Et autant ne pas se fier à l'introduction de l'opener "Introversion" ou encore les instrumentaux "Synesthesia" et "To Numb The Pain", placés de-ci de-là sur l'album. Back To Where You've Never Been s'avère en effet être l'œuvre la plus directe et violente des Poitevins, le tout emmené par le jeu de Florent Marcadet. Là où son prédécesseur affichait un jeu fin et varié, le petit nouveau modifie grandement les choses en se concentrant sur l'essentiel, soit un groove de porc. En plus de contaminer tous les autres musiciens, qui pourtant n'avaient jusque-là pas grand chose à prouver. Toutefois, pas de méprise, les parties de batterie s'avèrent travaillées, variées et encore moins dénuées de violence. L'explosion centrale sur "Introversion", le thème d'"Overcome" ou encore l'introduction de "Ghosts Of The Modern World" prouvent le contraire. À tout cela s'ajoutent donc riffs tordus et vicelards d'Adrien Grousset dont le talent n'est plus vraiment à prouver, pour un résultat résolument musclé. Les accalmies sont toujours de la partie mais s'avèrent bien réduites et reléguées au second plan derrière les moments où le quartet fait ce qu'il fait de mieux : envoyer la purée ("Edification Of The Fall" en est un bel exemple).

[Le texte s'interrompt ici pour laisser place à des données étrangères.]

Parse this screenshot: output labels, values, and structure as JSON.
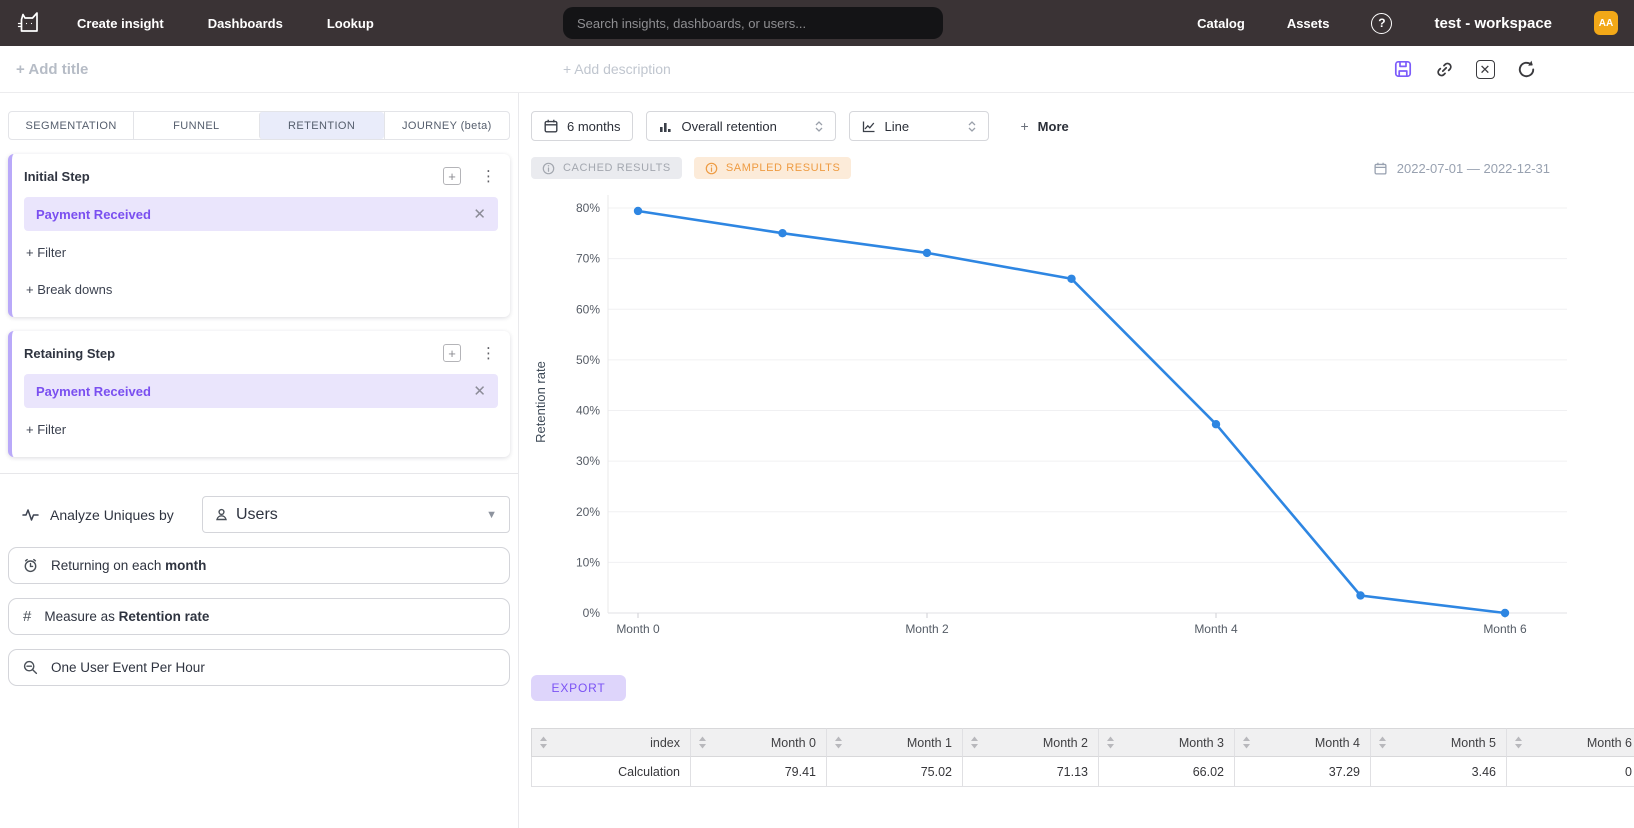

Impossible de ne pas évoquer le dernier venu en date, à savoir Luis Roux, désormais chanteur du groupe. En effet, comment se débrouille le successeur de Samuel Bourreau ? Il se débrouille bien. Très bien, même. Si son chant clair diffère de celui de son prédécesseur, ses hurlements ne laissent aucun doute lors des écoutes : la patte Hacride perdure, et ce, tout en gagnant en amplitude. C'est plus large, plus gras, pas moins hargneux que par le passé et tout aussi personnel dans son style. Si quelques lignes de chant ramènent aux précédents disques, tout le reste contribue à l'atmosphère de renouveau évolutif du groupe, tant dans les mélodies que dans le placement rythmique, tapant parfois non loin du hardcore new-yorkais ("Strive Ever To More"), mais aussi au niveau des différents grains adoptés. Doux puis écorché ("Introversion"), mélodique agressif ("Overcome") évoquant parfois carrément Alice In Chains ("Requiem For A Lullaby"). Soit une variété qui laisse présager du meilleur pour la suite, d'autant plus impressionnante que le bonhomme, arrivé tardivement, n'a pas vraiment participé à la composition de l'album autrement que par ses lignes et ses textes.
Il y aurait encore beaucoup de choses à dire sur ce Back To Where You've Never Been. Aborder son concept, parler des couleurs et atmosphères qu'il dégage, citer le fait que toute sa musique est partie d'une berceuse composée pour un petit enfant… Notons juste ce paradoxe dont il est source. Bien qu'extrêmement direct, sinon rentre-dedans, l'album n'en est pas plus pour autant facile à assimiler et ne se bonifie réellement qu'avec le temps et les écoutes. De là à y voir la spectre machiavélique du prog, il n'y a qu'un pas que l'on franchira aisément.